Praktijkgebieden: Financiering en zekerheden
Schuldeisers willen graag zekerheid dat de schuldenaar een door hen verstrekte lening daadwerkelijk terugbetaalt. Deze zekerheid kan bijvoorbeeld worden verstrekt door middel van het vestigen van een pandrecht. Over pandrechten schreven wij al eerder. Er kunnen meerdere pandrechten op hetzelfde goed worden gevestigd. Dat hierbij wel eens iets fout gaat en dat je je als schuldenaar daarbij niet kunt beroepen op onvoldoende juridische kennis, blijkt uit de zaak die geleid heeft tot het arrest van het Gerechtshof 's-Hertogenbosch. van afgelopen dinsdag (1 december 2015).

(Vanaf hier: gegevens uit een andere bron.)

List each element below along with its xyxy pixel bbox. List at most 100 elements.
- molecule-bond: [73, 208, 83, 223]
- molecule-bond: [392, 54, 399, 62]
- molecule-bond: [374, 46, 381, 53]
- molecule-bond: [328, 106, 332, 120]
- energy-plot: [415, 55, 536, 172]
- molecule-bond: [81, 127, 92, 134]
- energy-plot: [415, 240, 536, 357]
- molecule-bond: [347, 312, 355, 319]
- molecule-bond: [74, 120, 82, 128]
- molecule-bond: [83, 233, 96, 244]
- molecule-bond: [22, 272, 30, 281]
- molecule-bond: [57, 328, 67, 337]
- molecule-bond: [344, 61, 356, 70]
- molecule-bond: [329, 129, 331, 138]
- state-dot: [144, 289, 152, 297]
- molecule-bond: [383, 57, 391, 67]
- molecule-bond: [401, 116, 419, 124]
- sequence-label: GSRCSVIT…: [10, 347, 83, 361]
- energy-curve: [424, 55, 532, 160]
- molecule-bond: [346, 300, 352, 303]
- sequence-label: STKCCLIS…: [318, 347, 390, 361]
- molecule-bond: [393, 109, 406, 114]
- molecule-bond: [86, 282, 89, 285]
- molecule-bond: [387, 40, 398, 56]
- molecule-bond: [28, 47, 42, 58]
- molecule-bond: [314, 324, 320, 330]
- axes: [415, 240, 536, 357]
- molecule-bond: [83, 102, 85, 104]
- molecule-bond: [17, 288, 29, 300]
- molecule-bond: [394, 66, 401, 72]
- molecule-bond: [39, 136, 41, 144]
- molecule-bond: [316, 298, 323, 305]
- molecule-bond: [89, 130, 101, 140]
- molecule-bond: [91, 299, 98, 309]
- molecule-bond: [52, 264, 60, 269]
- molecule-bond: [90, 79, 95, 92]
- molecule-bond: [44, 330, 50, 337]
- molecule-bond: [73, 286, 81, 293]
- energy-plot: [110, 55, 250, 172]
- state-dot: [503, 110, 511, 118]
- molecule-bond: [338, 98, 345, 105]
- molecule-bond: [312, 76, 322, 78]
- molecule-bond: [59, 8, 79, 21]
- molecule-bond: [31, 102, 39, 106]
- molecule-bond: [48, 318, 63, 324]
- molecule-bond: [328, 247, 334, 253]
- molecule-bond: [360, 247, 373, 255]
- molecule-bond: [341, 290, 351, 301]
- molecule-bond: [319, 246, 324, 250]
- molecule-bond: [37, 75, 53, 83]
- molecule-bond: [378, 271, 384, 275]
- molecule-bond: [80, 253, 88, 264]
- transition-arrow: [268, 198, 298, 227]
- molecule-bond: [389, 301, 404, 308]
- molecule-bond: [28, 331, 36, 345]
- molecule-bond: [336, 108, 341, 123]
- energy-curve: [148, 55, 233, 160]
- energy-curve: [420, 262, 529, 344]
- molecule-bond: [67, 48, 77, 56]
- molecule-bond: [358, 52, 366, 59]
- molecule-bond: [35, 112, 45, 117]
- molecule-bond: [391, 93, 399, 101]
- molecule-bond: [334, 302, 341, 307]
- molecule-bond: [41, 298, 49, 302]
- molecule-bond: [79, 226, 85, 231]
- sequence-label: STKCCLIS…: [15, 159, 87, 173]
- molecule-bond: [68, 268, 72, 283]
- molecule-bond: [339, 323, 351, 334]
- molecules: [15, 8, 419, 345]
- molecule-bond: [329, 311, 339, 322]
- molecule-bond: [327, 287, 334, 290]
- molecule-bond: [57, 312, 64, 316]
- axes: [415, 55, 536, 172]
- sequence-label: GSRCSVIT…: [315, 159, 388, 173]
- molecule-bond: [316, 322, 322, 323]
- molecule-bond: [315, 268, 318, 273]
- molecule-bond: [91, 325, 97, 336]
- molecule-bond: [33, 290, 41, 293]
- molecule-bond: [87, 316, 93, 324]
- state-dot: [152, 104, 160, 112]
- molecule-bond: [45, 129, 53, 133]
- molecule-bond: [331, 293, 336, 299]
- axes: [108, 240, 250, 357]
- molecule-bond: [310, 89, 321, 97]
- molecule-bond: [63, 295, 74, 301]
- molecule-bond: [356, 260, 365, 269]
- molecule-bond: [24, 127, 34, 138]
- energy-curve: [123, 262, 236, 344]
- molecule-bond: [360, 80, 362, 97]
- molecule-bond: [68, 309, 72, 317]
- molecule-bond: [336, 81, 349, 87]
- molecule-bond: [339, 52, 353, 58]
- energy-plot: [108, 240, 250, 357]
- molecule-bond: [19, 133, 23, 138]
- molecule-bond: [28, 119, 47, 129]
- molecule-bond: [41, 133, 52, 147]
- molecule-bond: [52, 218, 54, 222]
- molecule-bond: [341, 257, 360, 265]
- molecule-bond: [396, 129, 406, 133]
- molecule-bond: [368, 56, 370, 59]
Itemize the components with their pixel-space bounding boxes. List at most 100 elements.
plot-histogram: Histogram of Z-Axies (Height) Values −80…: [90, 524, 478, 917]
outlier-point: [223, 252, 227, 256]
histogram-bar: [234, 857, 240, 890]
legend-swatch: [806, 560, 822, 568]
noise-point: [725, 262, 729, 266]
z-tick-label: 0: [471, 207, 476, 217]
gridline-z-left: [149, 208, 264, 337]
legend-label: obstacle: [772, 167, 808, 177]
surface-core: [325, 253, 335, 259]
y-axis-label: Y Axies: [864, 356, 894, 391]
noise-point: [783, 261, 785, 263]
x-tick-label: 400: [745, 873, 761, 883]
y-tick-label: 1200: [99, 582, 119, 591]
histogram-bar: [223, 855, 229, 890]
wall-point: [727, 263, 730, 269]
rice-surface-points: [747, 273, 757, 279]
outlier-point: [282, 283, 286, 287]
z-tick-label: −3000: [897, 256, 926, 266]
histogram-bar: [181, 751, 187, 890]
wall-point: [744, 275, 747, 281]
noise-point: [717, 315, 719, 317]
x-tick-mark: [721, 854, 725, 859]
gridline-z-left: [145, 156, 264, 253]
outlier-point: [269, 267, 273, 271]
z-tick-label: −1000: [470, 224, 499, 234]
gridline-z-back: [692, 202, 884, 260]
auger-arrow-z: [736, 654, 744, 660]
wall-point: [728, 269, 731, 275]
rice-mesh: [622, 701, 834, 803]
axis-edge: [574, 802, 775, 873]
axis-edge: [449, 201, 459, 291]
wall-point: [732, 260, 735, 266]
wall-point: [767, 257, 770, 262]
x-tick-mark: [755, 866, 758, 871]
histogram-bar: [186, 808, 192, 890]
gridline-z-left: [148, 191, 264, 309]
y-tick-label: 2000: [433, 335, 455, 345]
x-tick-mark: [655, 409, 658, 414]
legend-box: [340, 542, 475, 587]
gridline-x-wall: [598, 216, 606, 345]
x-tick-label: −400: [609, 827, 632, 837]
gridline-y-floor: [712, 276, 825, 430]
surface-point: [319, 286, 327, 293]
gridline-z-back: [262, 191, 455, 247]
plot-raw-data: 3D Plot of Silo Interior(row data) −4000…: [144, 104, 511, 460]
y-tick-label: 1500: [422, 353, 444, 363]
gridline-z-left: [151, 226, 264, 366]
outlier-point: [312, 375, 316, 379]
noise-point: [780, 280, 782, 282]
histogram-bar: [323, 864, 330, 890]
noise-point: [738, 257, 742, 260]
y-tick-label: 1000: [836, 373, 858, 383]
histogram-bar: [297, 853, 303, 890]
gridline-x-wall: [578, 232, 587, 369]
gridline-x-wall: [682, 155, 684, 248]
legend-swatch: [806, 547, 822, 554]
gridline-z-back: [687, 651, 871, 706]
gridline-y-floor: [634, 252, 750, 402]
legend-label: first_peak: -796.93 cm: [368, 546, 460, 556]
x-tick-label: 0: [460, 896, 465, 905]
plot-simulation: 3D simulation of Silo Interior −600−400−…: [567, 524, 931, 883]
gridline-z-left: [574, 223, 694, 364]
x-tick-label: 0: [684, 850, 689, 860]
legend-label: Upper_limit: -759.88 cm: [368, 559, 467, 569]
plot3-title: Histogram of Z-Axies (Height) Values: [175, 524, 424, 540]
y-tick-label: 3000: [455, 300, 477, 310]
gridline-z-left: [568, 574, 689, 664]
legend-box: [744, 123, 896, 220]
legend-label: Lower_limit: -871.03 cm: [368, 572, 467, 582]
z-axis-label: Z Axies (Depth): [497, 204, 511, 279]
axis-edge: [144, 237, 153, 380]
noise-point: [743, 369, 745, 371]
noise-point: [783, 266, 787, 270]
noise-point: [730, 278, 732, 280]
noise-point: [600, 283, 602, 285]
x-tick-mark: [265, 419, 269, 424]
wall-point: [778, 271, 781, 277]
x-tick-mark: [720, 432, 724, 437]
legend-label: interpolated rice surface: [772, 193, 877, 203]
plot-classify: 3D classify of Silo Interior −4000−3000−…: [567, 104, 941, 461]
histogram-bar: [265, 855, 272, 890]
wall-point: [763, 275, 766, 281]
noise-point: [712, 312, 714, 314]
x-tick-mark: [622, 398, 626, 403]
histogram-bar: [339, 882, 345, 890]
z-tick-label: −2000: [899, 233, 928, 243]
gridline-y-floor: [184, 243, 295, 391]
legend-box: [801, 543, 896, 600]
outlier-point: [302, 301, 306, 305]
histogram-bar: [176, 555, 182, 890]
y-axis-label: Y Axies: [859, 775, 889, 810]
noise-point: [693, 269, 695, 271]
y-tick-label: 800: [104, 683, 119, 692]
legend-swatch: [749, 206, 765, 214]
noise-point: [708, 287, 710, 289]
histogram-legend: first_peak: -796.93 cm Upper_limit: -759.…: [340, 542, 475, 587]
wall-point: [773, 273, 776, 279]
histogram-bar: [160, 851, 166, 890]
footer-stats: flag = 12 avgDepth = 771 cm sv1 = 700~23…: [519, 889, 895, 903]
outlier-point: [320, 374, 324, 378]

X was tussen 1995 en 2 augustus 2004 aandeelhouder en bestuurder van International B.V. Daarnaast was hij enig aandeelhouder en bestuurder van Prevan B.V. Prevan had een geldlening verstrekt aan International. Ook ING had een lening verstrekt aan International. Zowel ING en Prevan wilden zekerheid dat de verstrekte kredieten zouden worden terugbetaald. Op 7 mei 2013 verstrekte International daarom een eerste pandrecht op de bedrijfsmiddelen van International ten gunste van ING en een tweede pandrecht op deze bedrijfsmiddelen ten gunste van Prevan. Wanneer International de leningen niet zou terugbetalen zou dus ING als eerste en, als er nog geld overblijft, Prevan als tweede haar vordering mogen verhalen op de bedrijfsmiddelen van International.
Na enige tijd zegde ING het krediet van International op. ABN Amro nam de kredietverstrekking over. Het eerste pandrecht van ING op de bedrijfsmiddelen kwam te vervallen, waardoor Prevan automatisch in plaats van een tweede, een eerste pandrecht op de bedrijfsmiddelen verkreeg. X had dat niet in de gaten. Op 11 juli 2004 tekende hij namelijk als bestuurder van International een pandakte waarin alle tegenwoordige en toekomstige goederen van International, waaronder de bedrijfsmiddelen, aan ABN Amro werden verpand. En daarin verklaarde hij dat er geen ander pandrecht op de bedrijfsmiddelen rustte en dat het aan ABN Amro verschafte pandrecht eerste in rang was.
In november 2007 rijst er vervolgens twijfel over wie nu het eerste pandrecht op de bedrijfsmiddelen van International heeft: ABN Amro of Prevan? ABN Amro verzoekt aan X te bevestigen dat ABN Amro een eerste pandrecht en Prevan een tweede pandrecht op deze bedrijfsmiddelen heeft. X weigert dat . ABN Amro verplaatst International daarop naar haar afdeling Bijzonder Beheer en weigert het krediet uit te breiden.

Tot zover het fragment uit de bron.